NCCETC Launches The 50 States of Electric Vehicles Quarterly Report
Finds 43 States Took Action on Electric Vehicles in 2017
Raleigh, N.C. – (February 7, 2018) The N.C. Clean Energy Technology Center (NCCETC) launched its new report series, The 50 States of Electric Vehicles, with a special 2017 Review issue. The new series, which will take the form of quarterly reports beginning with Q1 2018, provides insights on state regulatory and legislative discussions and actions on electric vehicles and charging infrastructure.
Key Electric Vehicle Actions in 2017
The report finds that 43 states and the District of Columbia took some type of action related to electric vehicles during 2017 (see figure below).
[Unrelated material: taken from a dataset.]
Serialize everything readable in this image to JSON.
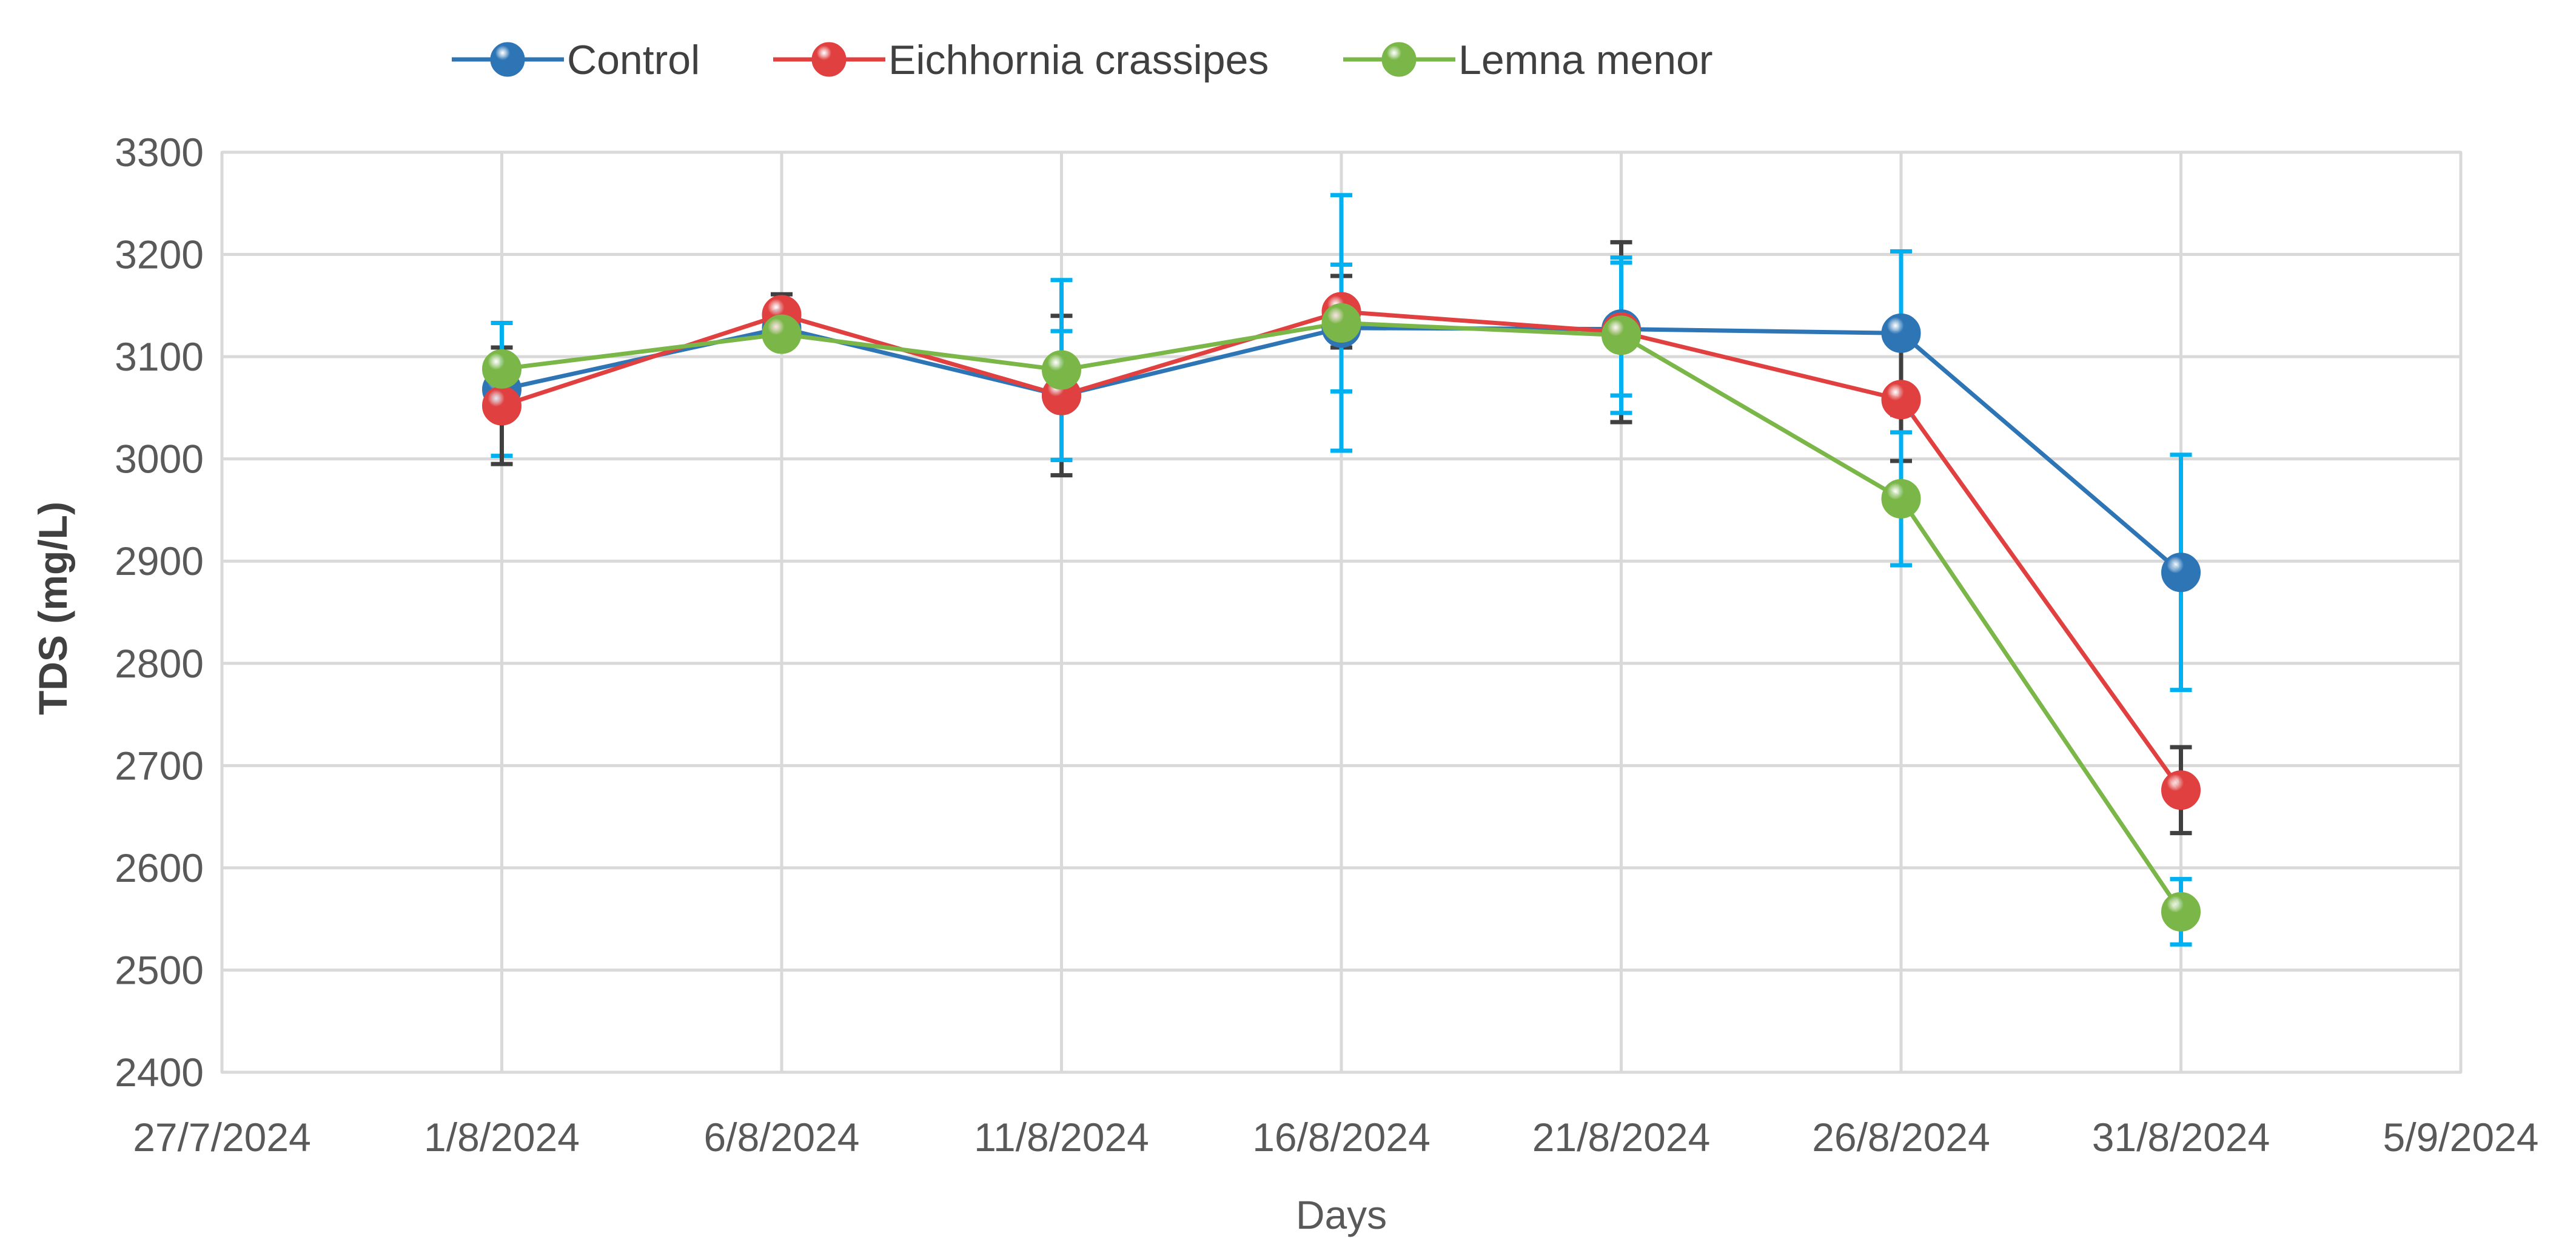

Specifically, the report finds that:
- 34 states considered or adopted changes to the regulation of electric vehicles, including registration fees, electricity resale rules, and siting of charging infrastructure.
- 20 states plus D.C. took action to study or investigate some aspect of electric vehicles.
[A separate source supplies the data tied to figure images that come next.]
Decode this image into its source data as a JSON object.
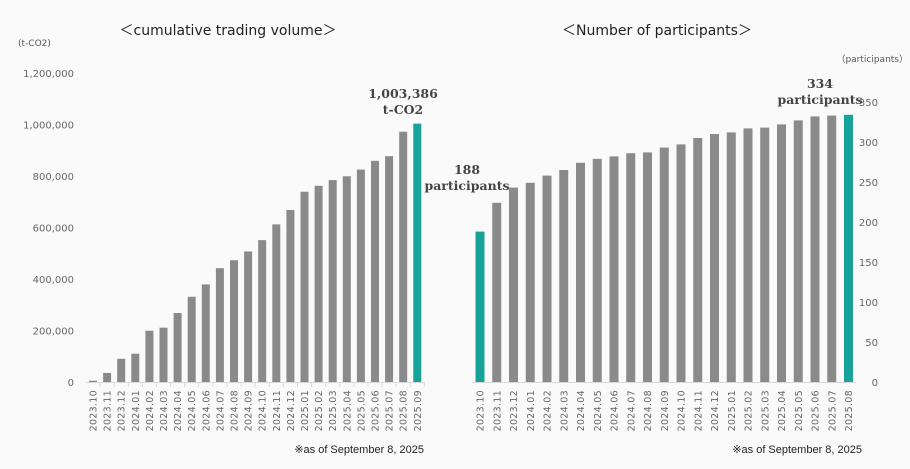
{
  "colors": {
    "bar": "#8a8a8a",
    "highlight": "#17a398",
    "axis": "#d8d8d8"
  },
  "chart_data": [
    {
      "type": "bar",
      "title": "＜cumulative trading volume＞",
      "ylabel": "(t-CO2)",
      "ylim": [
        0,
        1200000
      ],
      "yticks": [
        "0",
        "200,000",
        "400,000",
        "600,000",
        "800,000",
        "1,000,000",
        "1,200,000"
      ],
      "ytick_values": [
        0,
        200000,
        400000,
        600000,
        800000,
        1000000,
        1200000
      ],
      "y_axis_side": "left",
      "grid": false,
      "categories": [
        "2023.10",
        "2023.11",
        "2023.12",
        "2024.01",
        "2024.02",
        "2024.03",
        "2024.04",
        "2024.05",
        "2024.06",
        "2024.07",
        "2024.08",
        "2024.09",
        "2024.10",
        "2024.11",
        "2024.12",
        "2025.01",
        "2025.02",
        "2025.03",
        "2025.04",
        "2025.05",
        "2025.06",
        "2025.07",
        "2025.08",
        "2025.09"
      ],
      "values": [
        5000,
        35000,
        90000,
        110000,
        199000,
        211000,
        268000,
        331000,
        379000,
        442000,
        473000,
        507000,
        551000,
        612000,
        668000,
        739000,
        762000,
        784000,
        799000,
        825000,
        859000,
        877000,
        972000,
        1003386
      ],
      "highlight_index": [
        23
      ],
      "annotations": [
        {
          "index": 23,
          "lines": [
            "1,003,386",
            "t-CO2"
          ]
        }
      ],
      "footnote": "※as of September 8, 2025"
    },
    {
      "type": "bar",
      "title": "＜Number of participants＞",
      "ylabel": "（participants）",
      "ylim": [
        0,
        350
      ],
      "yticks": [
        "0",
        "50",
        "100",
        "150",
        "200",
        "250",
        "300",
        "350"
      ],
      "ytick_values": [
        0,
        50,
        100,
        150,
        200,
        250,
        300,
        350
      ],
      "y_axis_side": "right",
      "grid": false,
      "categories": [
        "2023.10",
        "2023.11",
        "2023.12",
        "2024.01",
        "2024.02",
        "2024.03",
        "2024.04",
        "2024.05",
        "2024.06",
        "2024.07",
        "2024.08",
        "2024.09",
        "2024.10",
        "2024.11",
        "2024.12",
        "2025.01",
        "2025.02",
        "2025.03",
        "2025.04",
        "2025.05",
        "2025.06",
        "2025.07",
        "2025.08"
      ],
      "values": [
        188,
        224,
        243,
        249,
        258,
        265,
        274,
        279,
        282,
        286,
        287,
        293,
        297,
        305,
        310,
        312,
        317,
        318,
        322,
        327,
        332,
        333,
        334
      ],
      "highlight_index": [
        0,
        22
      ],
      "annotations": [
        {
          "index": 0,
          "lines": [
            "188",
            "participants"
          ]
        },
        {
          "index": 22,
          "lines": [
            "334",
            "participants"
          ]
        }
      ],
      "footnote": "※as of September 8, 2025"
    }
  ]
}
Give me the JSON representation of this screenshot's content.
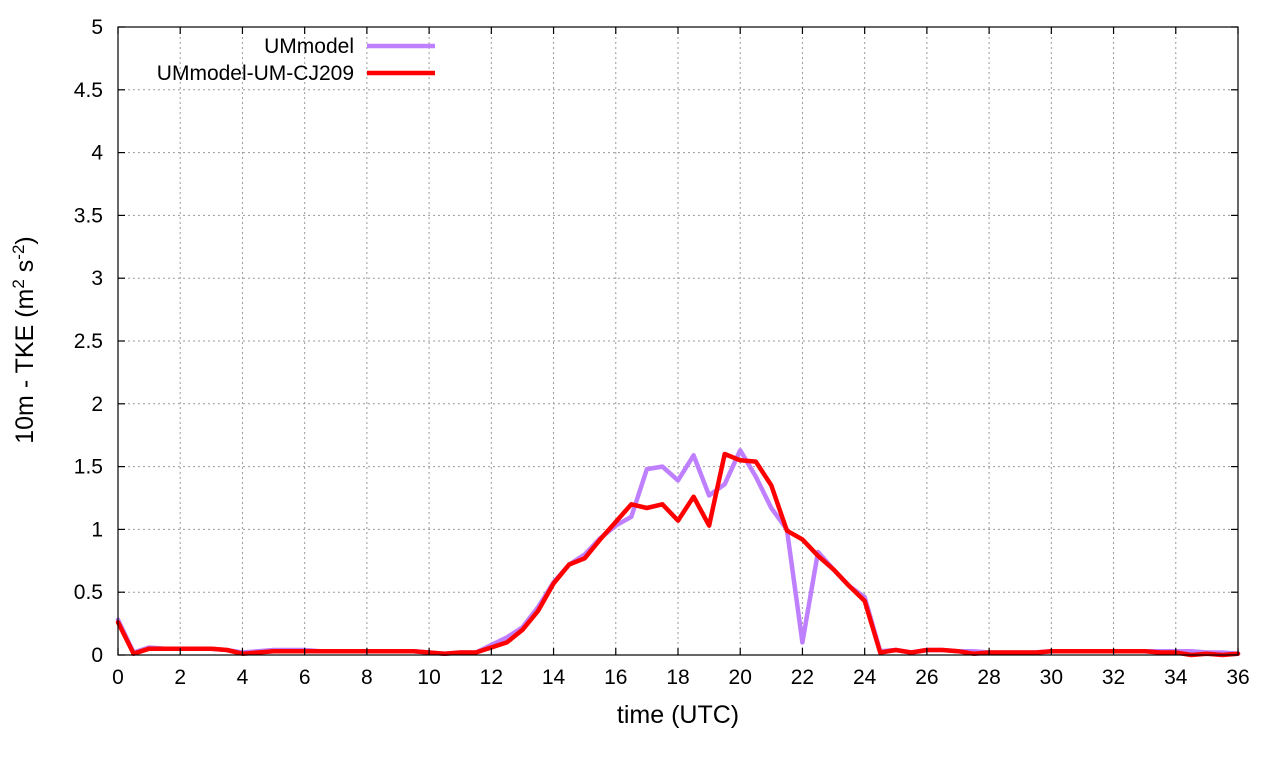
{
  "chart_data": {
    "type": "line",
    "xlabel": "time (UTC)",
    "ylabel": {
      "parts": [
        {
          "text": "10m - TKE (m",
          "sup": false
        },
        {
          "text": "2",
          "sup": true
        },
        {
          "text": " s",
          "sup": false
        },
        {
          "text": "-2",
          "sup": true
        },
        {
          "text": ")",
          "sup": false
        }
      ]
    },
    "xlim": [
      0,
      36
    ],
    "ylim": [
      0,
      5
    ],
    "xticks": [
      0,
      2,
      4,
      6,
      8,
      10,
      12,
      14,
      16,
      18,
      20,
      22,
      24,
      26,
      28,
      30,
      32,
      34,
      36
    ],
    "yticks": [
      0,
      0.5,
      1,
      1.5,
      2,
      2.5,
      3,
      3.5,
      4,
      4.5,
      5
    ],
    "grid": true,
    "legend_position": "top-left",
    "series": [
      {
        "name": "UMmodel",
        "color": "#bf80ff",
        "x": [
          0,
          0.5,
          1,
          1.5,
          2,
          2.5,
          3,
          3.5,
          4,
          4.5,
          5,
          5.5,
          6,
          6.5,
          7,
          7.5,
          8,
          8.5,
          9,
          9.5,
          10,
          10.5,
          11,
          11.5,
          12,
          12.5,
          13,
          13.5,
          14,
          14.5,
          15,
          15.5,
          16,
          16.5,
          17,
          17.5,
          18,
          18.5,
          19,
          19.5,
          20,
          20.5,
          21,
          21.5,
          22,
          22.5,
          23,
          23.5,
          24,
          24.5,
          25,
          25.5,
          26,
          26.5,
          27,
          27.5,
          28,
          28.5,
          29,
          29.5,
          30,
          30.5,
          31,
          31.5,
          32,
          32.5,
          33,
          33.5,
          34,
          34.5,
          35,
          35.5,
          36
        ],
        "y": [
          0.28,
          0.02,
          0.06,
          0.05,
          0.05,
          0.05,
          0.05,
          0.04,
          0.02,
          0.03,
          0.04,
          0.04,
          0.04,
          0.03,
          0.03,
          0.03,
          0.03,
          0.03,
          0.03,
          0.03,
          0.02,
          0.01,
          0.02,
          0.02,
          0.08,
          0.14,
          0.22,
          0.38,
          0.58,
          0.72,
          0.8,
          0.93,
          1.03,
          1.1,
          1.48,
          1.5,
          1.39,
          1.59,
          1.27,
          1.36,
          1.63,
          1.42,
          1.17,
          1.0,
          0.1,
          0.82,
          0.68,
          0.55,
          0.46,
          0.03,
          0.04,
          0.02,
          0.04,
          0.04,
          0.03,
          0.03,
          0.02,
          0.02,
          0.02,
          0.02,
          0.03,
          0.03,
          0.03,
          0.03,
          0.03,
          0.03,
          0.03,
          0.03,
          0.03,
          0.03,
          0.02,
          0.02,
          0.01
        ]
      },
      {
        "name": "UMmodel-UM-CJ209",
        "color": "#ff0000",
        "x": [
          0,
          0.5,
          1,
          1.5,
          2,
          2.5,
          3,
          3.5,
          4,
          4.5,
          5,
          5.5,
          6,
          6.5,
          7,
          7.5,
          8,
          8.5,
          9,
          9.5,
          10,
          10.5,
          11,
          11.5,
          12,
          12.5,
          13,
          13.5,
          14,
          14.5,
          15,
          15.5,
          16,
          16.5,
          17,
          17.5,
          18,
          18.5,
          19,
          19.5,
          20,
          20.5,
          21,
          21.5,
          22,
          22.5,
          23,
          23.5,
          24,
          24.5,
          25,
          25.5,
          26,
          26.5,
          27,
          27.5,
          28,
          28.5,
          29,
          29.5,
          30,
          30.5,
          31,
          31.5,
          32,
          32.5,
          33,
          33.5,
          34,
          34.5,
          35,
          35.5,
          36
        ],
        "y": [
          0.26,
          0.01,
          0.05,
          0.05,
          0.05,
          0.05,
          0.05,
          0.04,
          0.01,
          0.02,
          0.03,
          0.03,
          0.03,
          0.03,
          0.03,
          0.03,
          0.03,
          0.03,
          0.03,
          0.03,
          0.02,
          0.01,
          0.02,
          0.02,
          0.06,
          0.1,
          0.2,
          0.35,
          0.57,
          0.72,
          0.77,
          0.92,
          1.06,
          1.2,
          1.17,
          1.2,
          1.07,
          1.26,
          1.03,
          1.6,
          1.55,
          1.54,
          1.35,
          0.99,
          0.92,
          0.79,
          0.68,
          0.55,
          0.43,
          0.02,
          0.04,
          0.02,
          0.04,
          0.04,
          0.03,
          0.01,
          0.02,
          0.02,
          0.02,
          0.02,
          0.03,
          0.03,
          0.03,
          0.03,
          0.03,
          0.03,
          0.03,
          0.02,
          0.02,
          0.0,
          0.01,
          0.0,
          0.01
        ]
      }
    ]
  }
}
- 19 state + D.C. considered or approved new financial incentive programs, or changes to existing incentive programs for electric vehicles or electric vehicle supply equipment.
- Utilities or legislatures in 17 states plus D.C. took action related to the deployment of electric vehicles and charging infrastructure.
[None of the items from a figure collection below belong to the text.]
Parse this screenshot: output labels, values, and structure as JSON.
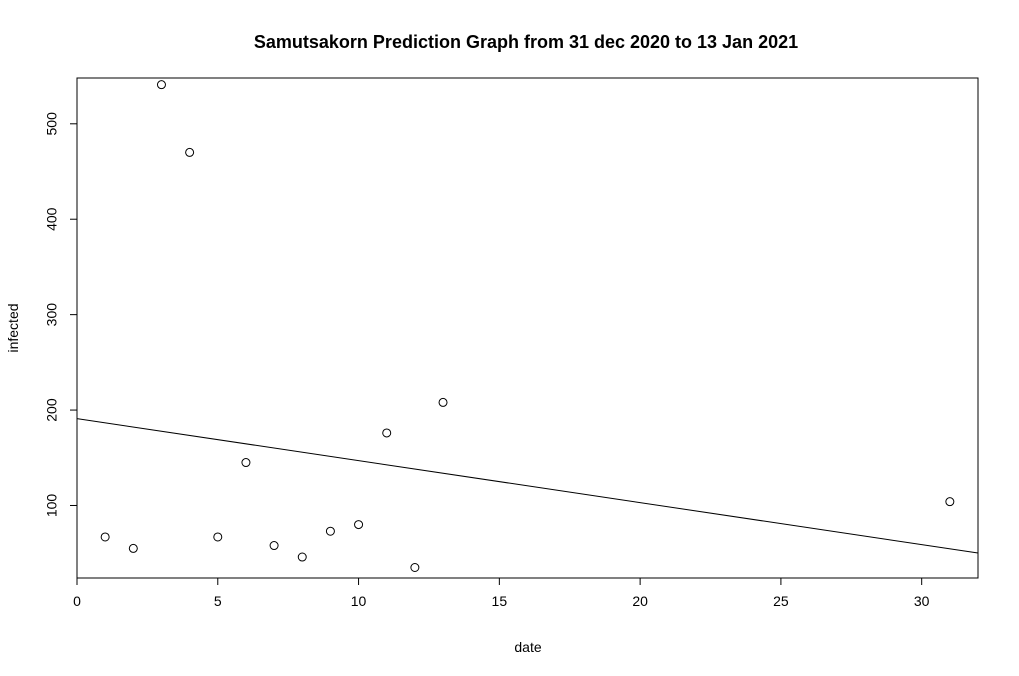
{
  "chart_data": {
    "type": "scatter",
    "title": "Samutsakorn Prediction Graph from 31 dec 2020 to 13 Jan 2021",
    "xlabel": "date",
    "ylabel": "infected",
    "xlim": [
      0,
      32
    ],
    "ylim": [
      24,
      548
    ],
    "x_ticks": [
      0,
      5,
      10,
      15,
      20,
      25,
      30
    ],
    "y_ticks": [
      100,
      200,
      300,
      400,
      500
    ],
    "grid": false,
    "legend": "none",
    "points": [
      {
        "x": 1,
        "y": 67
      },
      {
        "x": 2,
        "y": 55
      },
      {
        "x": 3,
        "y": 541
      },
      {
        "x": 4,
        "y": 470
      },
      {
        "x": 5,
        "y": 67
      },
      {
        "x": 6,
        "y": 145
      },
      {
        "x": 7,
        "y": 58
      },
      {
        "x": 8,
        "y": 46
      },
      {
        "x": 9,
        "y": 73
      },
      {
        "x": 10,
        "y": 80
      },
      {
        "x": 11,
        "y": 176
      },
      {
        "x": 12,
        "y": 35
      },
      {
        "x": 13,
        "y": 208
      },
      {
        "x": 31,
        "y": 104
      }
    ],
    "regression_line": {
      "intercept": 191,
      "slope": -4.4
    }
  }
}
- 17 states considered policy changes to encourage electric vehicle market development.
- Utilities or state legislatures in 13 states plus D.C. considered new utility rate tariffs for electric vehicle charging, or changes to existing tariffs.
2017 Legislative and Regulatory Action on Electric Vehicles
“As projections for the number of electric vehicles sold continues to rise, we see many states taking pre-emptive steps to help facilitate and prepare for this transition,” noted Heather Brutz, Clean Transportation Program Manager at NCCETC. “This includes directly funding vehicles and infrastructure, streamlining the permitting process, and preparing for a transportation funding future where gasoline-powered vehicles make up a smaller percentage of vehicles on the road.”
The report finds that a total of 227 state and utility-level actions related to electric vehicles were proposed, pending, or decided in 2017, with California, New York, Massachusetts, and Minnesota seeing the greatest number of actions during the year. The most common actions were related to electric vehicle fees, rebate programs, utility tariffs for electric vehicle charging and electric vehicle studies.
The report also notes top electric vehicle policy trends of 2017:
- State policymakers and regulators addressing barriers to charging infrastructure development;
- Investigation of electric vehicles as part of broader grid modernization efforts;
- Funding for electric vehicle infrastructure moving beyond level 2 charging;
- Utilities proposing dedicated electric vehicle charging rates;
- States and utilities expanding incentives for electric vehicles and charging infrastructure; and
- States considering additional fees for electric vehicle owners.
“As states and utilities undertake grid modernization efforts, electric vehicles are consistently being included in these discussions,” said Autumn Proudlove, Manager of Policy Research at NCCETC. “Key issues under consideration in 2017 were utility rate design for electric vehicle charging and the role of utilities in deploying charging infrastructure.”